The contractor, a burly ex-footballer from Leeds, stepped outside the metal-roofed shed he used as an office and waved cheerily. Lord Stanmore waved back. Their relationship had not been without strain, but they had finally seen eye to eye on the little things, the details that the contractor had thought nit-picking and the earl important. He had finally impressed upon the man the fact that Abingdon Pryory was an old house being restored, not reconstructed to conform with modern architectural trends. On their very first meeting the contractor had been so insensitive as to poke fun at the fact that “Pryory” was spelt with a “y” where the “i” should properly have been. He had remained amused even after the earl's explanation of the misspelling: that the structure originally built on the site had been so entered in the Domesday Book. Everything erected after the eleventh century had retained the name, poor spelling and all, as part of a continuing tradition.

“Tradition, is it!” The contractor had laughed. “Can't say I'm much for ruddy tradition!”

“Then perhaps you're not the man I'm looking for,” Lord Stanmore had countered icily.

As a great deal of money was at stake, the contractor soon revised his opinion and began to treat the idea of “tradition” with the same respect as his employer.

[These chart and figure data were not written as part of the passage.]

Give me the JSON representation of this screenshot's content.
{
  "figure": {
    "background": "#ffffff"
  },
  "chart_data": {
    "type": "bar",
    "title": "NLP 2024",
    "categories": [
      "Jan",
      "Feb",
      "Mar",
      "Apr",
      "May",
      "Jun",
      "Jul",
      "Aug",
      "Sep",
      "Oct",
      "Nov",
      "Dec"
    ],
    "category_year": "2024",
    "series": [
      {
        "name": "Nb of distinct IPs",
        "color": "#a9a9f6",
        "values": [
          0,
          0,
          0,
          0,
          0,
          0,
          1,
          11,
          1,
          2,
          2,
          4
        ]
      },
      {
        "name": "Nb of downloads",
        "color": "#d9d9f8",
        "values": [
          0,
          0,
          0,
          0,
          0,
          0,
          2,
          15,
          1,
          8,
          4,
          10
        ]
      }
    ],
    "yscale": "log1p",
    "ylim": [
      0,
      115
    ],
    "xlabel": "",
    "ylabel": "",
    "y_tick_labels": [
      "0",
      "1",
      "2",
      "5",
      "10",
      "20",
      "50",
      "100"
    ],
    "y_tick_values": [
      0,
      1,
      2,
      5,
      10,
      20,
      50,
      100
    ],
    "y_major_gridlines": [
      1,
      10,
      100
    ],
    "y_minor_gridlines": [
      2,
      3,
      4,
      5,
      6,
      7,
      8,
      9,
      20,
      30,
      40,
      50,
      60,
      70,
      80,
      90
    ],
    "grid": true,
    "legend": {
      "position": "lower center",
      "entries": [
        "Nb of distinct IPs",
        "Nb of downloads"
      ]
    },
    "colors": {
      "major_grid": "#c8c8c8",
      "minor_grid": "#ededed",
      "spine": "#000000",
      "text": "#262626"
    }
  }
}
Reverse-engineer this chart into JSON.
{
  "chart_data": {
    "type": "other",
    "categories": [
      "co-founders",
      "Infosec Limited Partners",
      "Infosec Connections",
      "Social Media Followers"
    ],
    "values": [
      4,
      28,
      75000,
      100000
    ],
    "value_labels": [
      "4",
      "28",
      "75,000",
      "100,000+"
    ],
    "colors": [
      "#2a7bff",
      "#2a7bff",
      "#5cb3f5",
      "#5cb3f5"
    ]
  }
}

The chauffeur put the car into gear and drove cautiously down the drive, past the mounds of sand, bags of bricks, and piled scaffolding that lined it. The earl sat in the back and stretched out his legs with a sigh. He had put in some taxing days with the contractor, but, by Harry, everything was on the proper course now. He could envision what the place would look like when all of the work had been completed—the clipped lawns rising gently toward the terrace, the rambling house of brick and stone, sun glinting off its hundreds of windows. Better even than before the war, when Abingdon Pryory had been judged the most beautiful house in Surrey by the editors of
Country Life.

A pity the army hadn't read that laudation when he had turned the place over to them in 1915. It might have made them more deferential toward what they had been given—or rather loaned for the duration of the war. The army had used the house as a rest center for officers, a place where battle-wearied men might find strength and renewal before returning to the trenches. The concept had been noble enough, but, for whatever reason, the facilities had been grossly abused. Far from being grateful for the luxury of two weeks in a lovely manor house, many of the men had treated house, gardens, and outbuildings with an animosity better levied against the home of a Prussian general than an English earl. Walls had been defaced, balustrades broken, doors parted from their hinges, and the stables chopped up for firewood. There had been even greater official desecration: Windows had been removed to get at the leading; iron gates and fencing torn down and shipped to the smelters.

“Lead for bullets, iron for shells,” a brigadier general in Whitehall had explained after the war. A moderate sum had been offered in compensation for damages, but he had been expected to refuse it out of patriotism, and had.